The most popular activity in the park is to hike the Old Stone Fort Enclosure Trail, which traces the wall and features 12 interpretive panels explaining the history and significance of the remnants. Another thing that makes this trail great are the views of the park’s three largest waterfalls: Step Falls, Blue Hole Falls, and Big Falls.
Like Henry Horton, this park is situated along the Duck River, making fishing for bass, bream, and catfish another popular activity.
Tims Ford State Park
Tims Ford State Park is yet another favorite among all types of water-enthusiasts, as it sits on the shores of gorgeous Tims Ford Lake. The lake is formed by an enormous dam in the Elk River and offers more than 200 miles of picturesque shoreline for the enjoyment of boaters, swimmers, and fishermen. At the Lakeview Marina, visitors can rent pontoon boats as well as canoes and kayaks to enjoy a day on the water.
There are about seven miles of hiking trails within Tims Ford, where you can explore the beautiful lake and woodland landscapes that make this park so special.
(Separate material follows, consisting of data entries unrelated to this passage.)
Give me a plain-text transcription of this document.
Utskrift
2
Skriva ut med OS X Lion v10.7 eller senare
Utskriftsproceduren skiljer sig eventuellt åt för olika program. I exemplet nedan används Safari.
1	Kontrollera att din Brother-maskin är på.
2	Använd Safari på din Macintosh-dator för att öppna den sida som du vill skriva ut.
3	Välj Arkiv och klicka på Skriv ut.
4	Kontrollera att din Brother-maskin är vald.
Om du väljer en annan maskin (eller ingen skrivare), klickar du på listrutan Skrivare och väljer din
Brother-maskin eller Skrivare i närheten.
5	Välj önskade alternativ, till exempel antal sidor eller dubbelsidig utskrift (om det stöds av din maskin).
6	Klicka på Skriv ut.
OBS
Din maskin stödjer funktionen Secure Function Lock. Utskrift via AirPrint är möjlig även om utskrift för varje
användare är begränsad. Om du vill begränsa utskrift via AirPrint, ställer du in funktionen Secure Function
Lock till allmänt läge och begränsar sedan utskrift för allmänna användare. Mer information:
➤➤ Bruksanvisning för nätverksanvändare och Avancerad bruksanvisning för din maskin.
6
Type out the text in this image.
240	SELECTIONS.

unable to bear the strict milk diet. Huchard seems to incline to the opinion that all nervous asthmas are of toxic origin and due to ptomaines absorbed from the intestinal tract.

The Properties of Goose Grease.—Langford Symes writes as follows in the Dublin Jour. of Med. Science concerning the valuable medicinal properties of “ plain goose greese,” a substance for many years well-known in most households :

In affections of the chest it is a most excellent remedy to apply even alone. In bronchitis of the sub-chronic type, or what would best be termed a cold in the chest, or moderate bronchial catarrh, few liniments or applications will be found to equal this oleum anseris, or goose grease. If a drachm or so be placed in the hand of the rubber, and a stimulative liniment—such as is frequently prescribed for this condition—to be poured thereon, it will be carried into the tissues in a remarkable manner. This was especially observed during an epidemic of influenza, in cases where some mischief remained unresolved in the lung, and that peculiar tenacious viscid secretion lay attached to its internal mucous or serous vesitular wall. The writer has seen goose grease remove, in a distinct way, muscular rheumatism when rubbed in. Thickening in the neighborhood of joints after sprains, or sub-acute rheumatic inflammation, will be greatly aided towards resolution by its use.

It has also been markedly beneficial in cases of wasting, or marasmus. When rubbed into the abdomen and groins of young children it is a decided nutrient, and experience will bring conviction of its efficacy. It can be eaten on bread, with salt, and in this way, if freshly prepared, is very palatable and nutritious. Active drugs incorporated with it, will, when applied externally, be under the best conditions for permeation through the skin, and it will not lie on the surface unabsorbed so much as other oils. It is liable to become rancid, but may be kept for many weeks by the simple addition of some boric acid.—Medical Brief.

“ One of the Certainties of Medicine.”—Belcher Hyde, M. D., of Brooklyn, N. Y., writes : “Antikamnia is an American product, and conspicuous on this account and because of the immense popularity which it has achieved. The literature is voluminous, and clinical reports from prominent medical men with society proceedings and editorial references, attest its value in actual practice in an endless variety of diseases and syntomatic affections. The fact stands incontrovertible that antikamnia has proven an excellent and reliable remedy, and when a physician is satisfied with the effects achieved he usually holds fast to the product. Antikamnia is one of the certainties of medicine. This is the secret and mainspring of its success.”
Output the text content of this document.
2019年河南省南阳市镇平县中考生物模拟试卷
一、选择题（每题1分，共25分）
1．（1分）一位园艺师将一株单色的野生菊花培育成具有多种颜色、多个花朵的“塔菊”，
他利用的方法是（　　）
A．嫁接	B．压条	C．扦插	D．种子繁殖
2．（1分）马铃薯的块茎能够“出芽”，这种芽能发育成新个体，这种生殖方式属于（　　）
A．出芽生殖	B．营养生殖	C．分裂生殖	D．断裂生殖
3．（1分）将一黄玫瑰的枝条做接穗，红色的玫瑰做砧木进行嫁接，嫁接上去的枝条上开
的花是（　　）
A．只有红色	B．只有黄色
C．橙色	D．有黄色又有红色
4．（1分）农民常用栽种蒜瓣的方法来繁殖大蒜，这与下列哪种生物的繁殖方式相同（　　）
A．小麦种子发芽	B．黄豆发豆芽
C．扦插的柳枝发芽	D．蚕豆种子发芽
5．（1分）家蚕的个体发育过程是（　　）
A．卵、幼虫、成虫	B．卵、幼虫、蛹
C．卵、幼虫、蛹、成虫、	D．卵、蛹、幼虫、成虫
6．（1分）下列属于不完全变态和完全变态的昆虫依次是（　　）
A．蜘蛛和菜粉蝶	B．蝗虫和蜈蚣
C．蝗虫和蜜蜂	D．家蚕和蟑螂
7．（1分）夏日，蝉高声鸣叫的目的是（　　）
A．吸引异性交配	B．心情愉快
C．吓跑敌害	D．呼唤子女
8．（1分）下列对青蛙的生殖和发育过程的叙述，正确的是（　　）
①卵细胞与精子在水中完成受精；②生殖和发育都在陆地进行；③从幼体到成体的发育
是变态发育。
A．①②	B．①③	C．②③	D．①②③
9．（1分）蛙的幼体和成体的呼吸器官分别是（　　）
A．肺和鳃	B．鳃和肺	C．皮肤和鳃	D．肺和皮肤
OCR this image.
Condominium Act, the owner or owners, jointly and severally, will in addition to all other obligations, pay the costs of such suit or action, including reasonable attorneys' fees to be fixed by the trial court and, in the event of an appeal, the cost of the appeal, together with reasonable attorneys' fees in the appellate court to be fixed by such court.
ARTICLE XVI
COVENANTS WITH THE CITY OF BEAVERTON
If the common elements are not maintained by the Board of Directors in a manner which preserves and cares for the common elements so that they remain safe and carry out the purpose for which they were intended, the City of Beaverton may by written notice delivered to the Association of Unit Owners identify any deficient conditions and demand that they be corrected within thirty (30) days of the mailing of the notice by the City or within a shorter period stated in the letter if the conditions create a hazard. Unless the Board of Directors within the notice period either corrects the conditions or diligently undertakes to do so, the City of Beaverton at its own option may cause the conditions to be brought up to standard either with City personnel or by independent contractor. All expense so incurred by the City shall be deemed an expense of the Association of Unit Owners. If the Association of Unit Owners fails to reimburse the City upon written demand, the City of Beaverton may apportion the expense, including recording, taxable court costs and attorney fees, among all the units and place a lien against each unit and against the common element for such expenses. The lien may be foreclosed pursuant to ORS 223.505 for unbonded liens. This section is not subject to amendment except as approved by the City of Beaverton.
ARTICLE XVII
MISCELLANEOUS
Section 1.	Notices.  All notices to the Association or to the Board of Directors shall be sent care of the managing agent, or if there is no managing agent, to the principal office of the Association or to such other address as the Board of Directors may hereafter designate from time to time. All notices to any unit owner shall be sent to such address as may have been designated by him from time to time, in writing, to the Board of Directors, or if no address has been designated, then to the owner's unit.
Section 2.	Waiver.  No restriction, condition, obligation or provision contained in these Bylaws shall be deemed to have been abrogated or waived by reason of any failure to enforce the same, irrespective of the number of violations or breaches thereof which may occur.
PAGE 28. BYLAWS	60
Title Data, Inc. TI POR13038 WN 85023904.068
For the most well-rounded hiking experience, I recommend that you combine the Lost Creek Overlook Trail and the Marble Plains Loop Trail for a 3.7-mile tour of the forest where you’ll have nice lake views and traverse photo-worthy swinging bridges.
Biking is another favorite activity at Tims Ford, with its seven miles of paved pathways connecting the major areas of the park, as well as a 16-mile out-and-back route along the reservoir shoreline.
And, of course, fishing is an ever-popular pastime at Tims Ford, which is known for a variety of bass and holds several tournaments each year. The park also boasts the Bear Trace golf course and an Olympic-sized swimming pool for summer guests.
Whether you like to rough it or prefer something more civilized, you’ll find many great places to stay among the park’s cabins, campgrounds, and island campsites.
Whether I’m camping out or just escaping for the day, I’m always impressed by wide range of places to explore in this part of the state. From its calm lakes to its rocky cedar glades, this part of Tennessee is home to an amazing array of landscapes and ecosystems. Whether you love to chase largemouth bass, trek to waterfalls, or wander among the relics of Native Americans and pioneers, you’ll find the perfect adventure in the state parks of South Central Tennessee.